Boy, 10, shot at gas station making strides in recovery -, GA News Weather & Sports

Boy, 10, shot at gas station making strides in recovery


A 10-year-old boy shot at a gas station is making significant strides after weeks at Children's Mercy Hospital.

Ka'Vyea Tyson Curry is off a ventilator and breathing on his own after gunfire left him paralyzed. He is playing video games and eating solid foods. He is now able to talk to his family and the medical staff who are amazed by his progress.

"He's talking up a storm," his grandfather, Forest Tyson Jr., said. "He'll talk with anyone that's there."

Doctors fitted Ka'Vyea with a back brace in mid-May to steady the boy's fragile spine. Now that he's stronger he can start a physical therapy regimen designed to restore feeling and movement to his legs and arms. Tyson said Ka'Vyea occasionally can feel tingling in his feet, and is slowly regaining a full range of motion in his arms.

"He is working really, really hard," Tyson said. "I know he just wants to get up out of there. I told him, ‘If you do the work, it will come very soon.'"

K.C. Curry, 34, had driven to a gas station in the 4500 block of Cleveland Avenue to get gas and snacks for his young son and a 5 year-old boy.

Prosecutors say Dontae D. Jefferson, 27, calmly walked up to the car and fired eight bullets. K.C. Curry died from a gunshot wound to the head while his son suffered life-threatening injuries. The 5-year-old boy was not physically hurt but is undergoing counseling after seeing such traumatic events.

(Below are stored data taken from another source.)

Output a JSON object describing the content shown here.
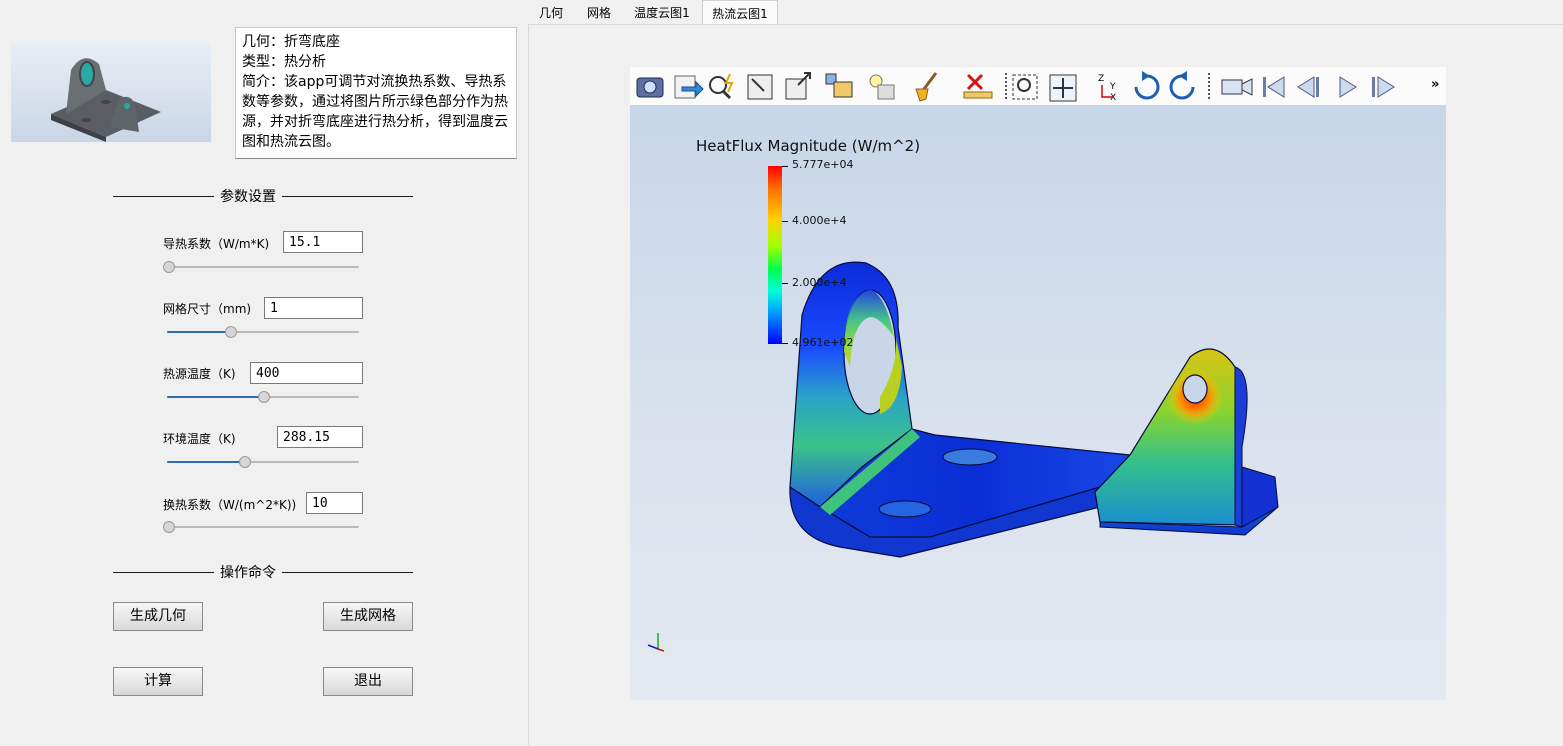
{
  "tabs": [
    {
      "label": "几何",
      "active": false
    },
    {
      "label": "网格",
      "active": false
    },
    {
      "label": "温度云图1",
      "active": false
    },
    {
      "label": "热流云图1",
      "active": true
    }
  ],
  "description": {
    "line1": "几何：折弯底座",
    "line2": "类型：热分析",
    "line3": "简介：该app可调节对流换热系数、导热系数等参数，通过将图片所示绿色部分作为热源，并对折弯底座进行热分析，得到温度云图和热流云图。"
  },
  "sections": {
    "params_title": "参数设置",
    "commands_title": "操作命令"
  },
  "params": [
    {
      "label": "导热系数（W/m*K)",
      "value": "15.1",
      "slider": 0.0
    },
    {
      "label": "网格尺寸（mm)",
      "value": "1",
      "slider": 0.33
    },
    {
      "label": "热源温度（K)",
      "value": "400",
      "slider": 0.5
    },
    {
      "label": "环境温度（K)",
      "value": "288.15",
      "slider": 0.4
    },
    {
      "label": "换热系数（W/(m^2*K))",
      "value": "10",
      "slider": 0.0
    }
  ],
  "buttons": {
    "gen_geometry": "生成几何",
    "gen_mesh": "生成网格",
    "compute": "计算",
    "exit": "退出"
  },
  "toolbar": {
    "icons": [
      "camera-icon",
      "export-icon",
      "zoom-spark-icon",
      "zoom-fit-icon",
      "zoom-box-icon",
      "view-cube-icon",
      "light-icon",
      "brush-icon",
      "clear-icon",
      "zoom-region-icon",
      "pan-icon",
      "axes-icon",
      "rotate-cw-icon",
      "rotate-ccw-icon",
      "video-icon",
      "first-frame-icon",
      "prev-frame-icon",
      "play-icon",
      "next-frame-icon"
    ],
    "overflow": "»"
  },
  "legend": {
    "title": "HeatFlux Magnitude (W/m^2)",
    "max": "5.777e+04",
    "mid1": "4.000e+4",
    "mid2": "2.000e+4",
    "min": "4.961e+02"
  },
  "colors": {
    "accent": "#2f6db5",
    "viewer_top": "#c4d4e8",
    "viewer_bottom": "#e4e9f1"
  }
}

Prosecutors have yet to talk to Ka'Vyea but hope to do soon.

The boy sometimes has flashbacks to that horrible night in April.

His family and medical providers are working hard to keep him distracted through video games, regular visitors and even video chats with his classmates. He knows he is missing birthday parties, the last days of the school year and playing outside in the spring air.

"We haven't really gotten to the point where we're asking him about that night," Tyson said. "He has moments where he gets down. Then just his classmates coming up and visiting completely changes his whole attitude."